Berkeley Lab’s Science IT team plays a central role in the ALICE collaboration by managing critical U.S.-based computing and storage resources. These systems process and store massive datasets produced by the ALICE detector, which captures heavy ion collisions at the Large Hadron Collider (LHC) —such as lead ions—to study the fundamental properties of matter at extreme conditions similar to those just after the Big Bang.
“It’s incredibly rewarding to know that the systems we design and maintain here at Berkeley Lab directly contribute to discoveries happening at the experiment thousands of miles away,” added Irakli Chakaberia, research scientist at Nuclear Science Division’s Relativistic Nuclear Collisions group. “Every optimization, every improvement in storage or processing speed, helps accelerate the science—and that’s what drives us.”
Each year, the Grid Operations Review provides an opportunity for hands-on experts—the “boots on the ground” people — to coordinate directly with CERN’s central computing team. Participants discuss system stability, potential for optimization, and data flow needs, ensuring that global computing centers are ready to handle ALICE’s enormous data output.
One of the major focuses of this year’s meeting was the plan to merge two existing storage systems into one unified infrastructure. This effort will improve efficiency, reliability, and data accessibility for ongoing and future ALICE data analyses. Storage performance and stability are especially crucial because LBL lab hosts one of the two Analysis Facilities for the ALICE experiment, directly accelerating the analysis of its immense collected data.

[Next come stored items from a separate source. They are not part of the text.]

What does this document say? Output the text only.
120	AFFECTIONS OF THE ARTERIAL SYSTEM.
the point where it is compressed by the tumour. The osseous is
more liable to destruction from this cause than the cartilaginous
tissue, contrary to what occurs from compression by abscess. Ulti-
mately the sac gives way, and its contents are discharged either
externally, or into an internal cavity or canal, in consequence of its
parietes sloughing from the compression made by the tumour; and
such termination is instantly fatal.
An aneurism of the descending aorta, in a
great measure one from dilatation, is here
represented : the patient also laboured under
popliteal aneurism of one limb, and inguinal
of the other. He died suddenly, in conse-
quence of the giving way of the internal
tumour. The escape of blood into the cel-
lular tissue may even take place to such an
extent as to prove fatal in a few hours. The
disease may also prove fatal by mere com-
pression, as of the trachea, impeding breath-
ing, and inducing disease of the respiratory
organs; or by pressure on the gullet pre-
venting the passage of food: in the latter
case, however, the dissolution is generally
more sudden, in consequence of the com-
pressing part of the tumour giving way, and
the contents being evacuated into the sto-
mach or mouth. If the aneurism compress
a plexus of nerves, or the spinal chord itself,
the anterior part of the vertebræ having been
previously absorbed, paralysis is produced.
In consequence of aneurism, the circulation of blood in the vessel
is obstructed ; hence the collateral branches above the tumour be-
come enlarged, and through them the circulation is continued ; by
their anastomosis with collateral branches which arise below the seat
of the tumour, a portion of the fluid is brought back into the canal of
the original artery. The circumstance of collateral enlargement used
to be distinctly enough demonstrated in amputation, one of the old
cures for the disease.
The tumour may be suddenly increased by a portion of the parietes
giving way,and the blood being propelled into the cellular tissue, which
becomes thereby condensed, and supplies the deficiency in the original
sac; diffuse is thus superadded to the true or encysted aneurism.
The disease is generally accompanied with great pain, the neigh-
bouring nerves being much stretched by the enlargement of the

“When you’re working with data at the scale of CERN’s ALICE experiment, reliability and technical expertise are non-negotiable,” said Karen Fernsler, Systems Engineer IV, Science IT team. “Our group is trusted to operate at the highest level—side by side with some of the most well-known minds in science—because we understand both the IT infrastructure and the scientific goals driving it.”
This trust is built on years of collaboration and shared success. The Science IT team not only supports ALICE’s data storage and processing but also helps plan for future upgrades, ensuring that U.S. computing centers remain vital contributors to CERN’s groundbreaking research.
Through its continued partnership with CERN and the ALICE collaboration, Berkeley Lab’s Science IT team exemplifies how deep technical knowledge and close scientific collaboration enable discoveries that push the boundaries of human understanding.